This two-part workshop series provides an introduction to using R for
two popular machine learning techniques: clustering and
classification. Clustering involves identifying groups of similar
observations (called clusters) within data. Clustering can be an
effective tool for finding patterns and an important part of exploratory
data analysis. Classification refers to modeling categorical variables.
Classification models can provide insight into the relationship between
the predictors and response, as well as a way to make predictions about
new observations.
After this workshop series, learners should be able to:
- Assess whether classification or clustering are relevant to their research problems and data sets;
- Explain the tradeoffs between popular clustering algorithms;
- Run a clustering algorithm on their data;
- Build and train a classification model on their data;
- Use cross-validation to estimate accuracy and tune hyperparameters for classification models;
- Identify strategies to improve results from classification models.

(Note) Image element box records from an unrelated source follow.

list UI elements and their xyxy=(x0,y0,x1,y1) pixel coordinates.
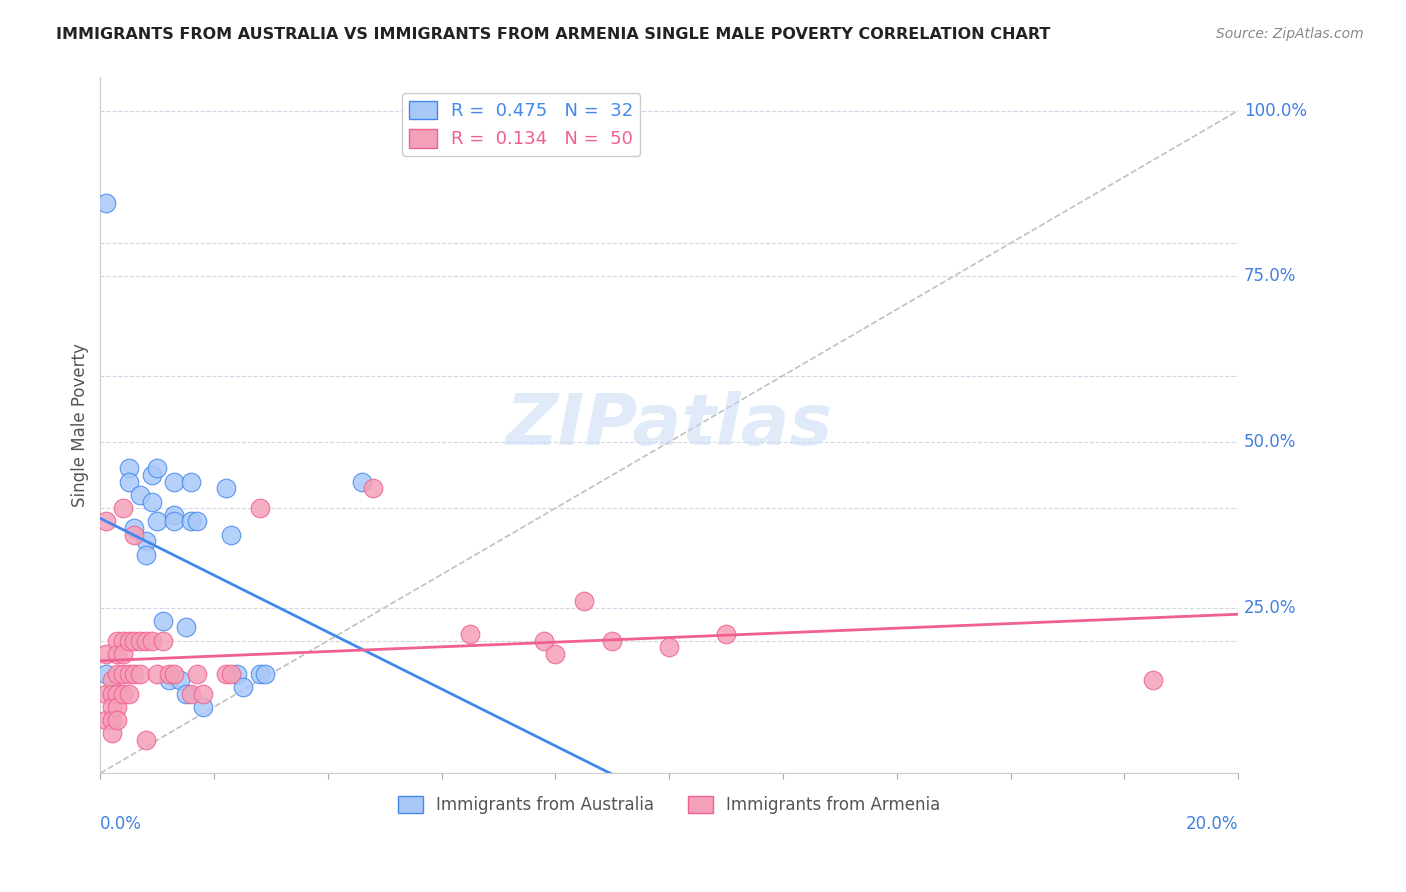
Point xyxy=(135,534,157,549)
Point xyxy=(163,666,186,681)
Text: 50.0%: 50.0% xyxy=(1244,433,1296,450)
Point xyxy=(249,666,271,681)
Point xyxy=(1142,673,1164,688)
Point xyxy=(191,687,214,701)
Text: IMMIGRANTS FROM AUSTRALIA VS IMMIGRANTS FROM ARMENIA SINGLE MALE POVERTY CORRELA: IMMIGRANTS FROM AUSTRALIA VS IMMIGRANTS … xyxy=(56,27,1050,42)
Point xyxy=(135,733,157,747)
Point xyxy=(157,666,180,681)
Point xyxy=(124,633,146,648)
Point xyxy=(163,475,186,489)
Point xyxy=(146,461,169,475)
Point xyxy=(107,713,129,727)
Point xyxy=(94,196,117,211)
Point xyxy=(94,666,117,681)
Point xyxy=(214,666,236,681)
Point xyxy=(112,647,135,661)
Point xyxy=(100,687,122,701)
Point xyxy=(714,627,737,641)
Point xyxy=(141,494,163,508)
Point xyxy=(169,673,191,688)
Point xyxy=(112,687,135,701)
Point xyxy=(94,647,117,661)
Point xyxy=(254,666,277,681)
Text: 75.0%: 75.0% xyxy=(1244,268,1296,285)
Point xyxy=(219,527,242,541)
Point xyxy=(112,501,135,516)
Point xyxy=(186,666,208,681)
Point xyxy=(118,666,141,681)
Point xyxy=(163,508,186,522)
Point xyxy=(107,700,129,714)
Text: 0.0%: 0.0% xyxy=(100,815,142,833)
Point xyxy=(124,527,146,541)
Point xyxy=(186,515,208,529)
Point xyxy=(163,515,186,529)
Text: 20.0%: 20.0% xyxy=(1185,815,1239,833)
Point xyxy=(124,666,146,681)
Point xyxy=(219,666,242,681)
Point xyxy=(107,687,129,701)
Point xyxy=(174,687,197,701)
Point xyxy=(157,673,180,688)
Point xyxy=(533,633,555,648)
Point xyxy=(658,640,681,655)
Point xyxy=(100,713,122,727)
Point xyxy=(174,620,197,634)
Point xyxy=(152,614,174,628)
Point xyxy=(118,461,141,475)
Point xyxy=(94,713,117,727)
Text: ZIPatlas: ZIPatlas xyxy=(506,391,832,459)
Point xyxy=(180,515,202,529)
Point xyxy=(152,633,174,648)
Point xyxy=(100,687,122,701)
Point xyxy=(129,666,152,681)
Point xyxy=(141,468,163,483)
Point xyxy=(146,666,169,681)
Point xyxy=(129,488,152,502)
Point xyxy=(180,687,202,701)
Point xyxy=(94,687,117,701)
Point xyxy=(602,633,624,648)
Point xyxy=(94,515,117,529)
Point xyxy=(225,666,247,681)
Legend: Immigrants from Australia, Immigrants from Armenia: Immigrants from Australia, Immigrants fr… xyxy=(391,789,948,821)
Point xyxy=(135,633,157,648)
Point xyxy=(232,680,254,694)
Point xyxy=(118,687,141,701)
Y-axis label: Single Male Poverty: Single Male Poverty xyxy=(72,343,89,508)
Point xyxy=(352,475,374,489)
Point xyxy=(214,481,236,495)
Point xyxy=(458,627,481,641)
Point xyxy=(100,726,122,740)
Point xyxy=(118,633,141,648)
Point xyxy=(141,633,163,648)
Point xyxy=(112,633,135,648)
Point xyxy=(129,633,152,648)
Point xyxy=(180,475,202,489)
Point xyxy=(107,647,129,661)
Point xyxy=(100,700,122,714)
Point xyxy=(249,501,271,516)
Point xyxy=(107,633,129,648)
Point xyxy=(100,673,122,688)
Point xyxy=(118,475,141,489)
Text: Source: ZipAtlas.com: Source: ZipAtlas.com xyxy=(1216,27,1364,41)
Point xyxy=(124,521,146,535)
Point xyxy=(112,666,135,681)
Text: 25.0%: 25.0% xyxy=(1244,599,1296,616)
Point xyxy=(572,594,595,608)
Point xyxy=(146,515,169,529)
Point xyxy=(544,647,567,661)
Point xyxy=(135,548,157,562)
Point xyxy=(191,700,214,714)
Point xyxy=(363,481,385,495)
Point xyxy=(107,666,129,681)
Text: 100.0%: 100.0% xyxy=(1244,102,1308,120)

Prerequisites: This workshop is designed for researchers who have data that they are
already working with in R. Participants must have taken DataLab’s
“Overview of Statistical Machine Learning,” “R Basics,” and “Regression
in R” workshop series, or have equivalent prior experience. Completion
of DataLab’s “Intermediate R” series is recommended but not required.
Participants must be comfortable with basic R syntax, and have the
latest version of R pre-installed and running on their laptops. The
focus of the workshop is on implementing clustering and classification
in R, and not on learning the R language itself. Bring your laptop with
the latest version of R and RStudio.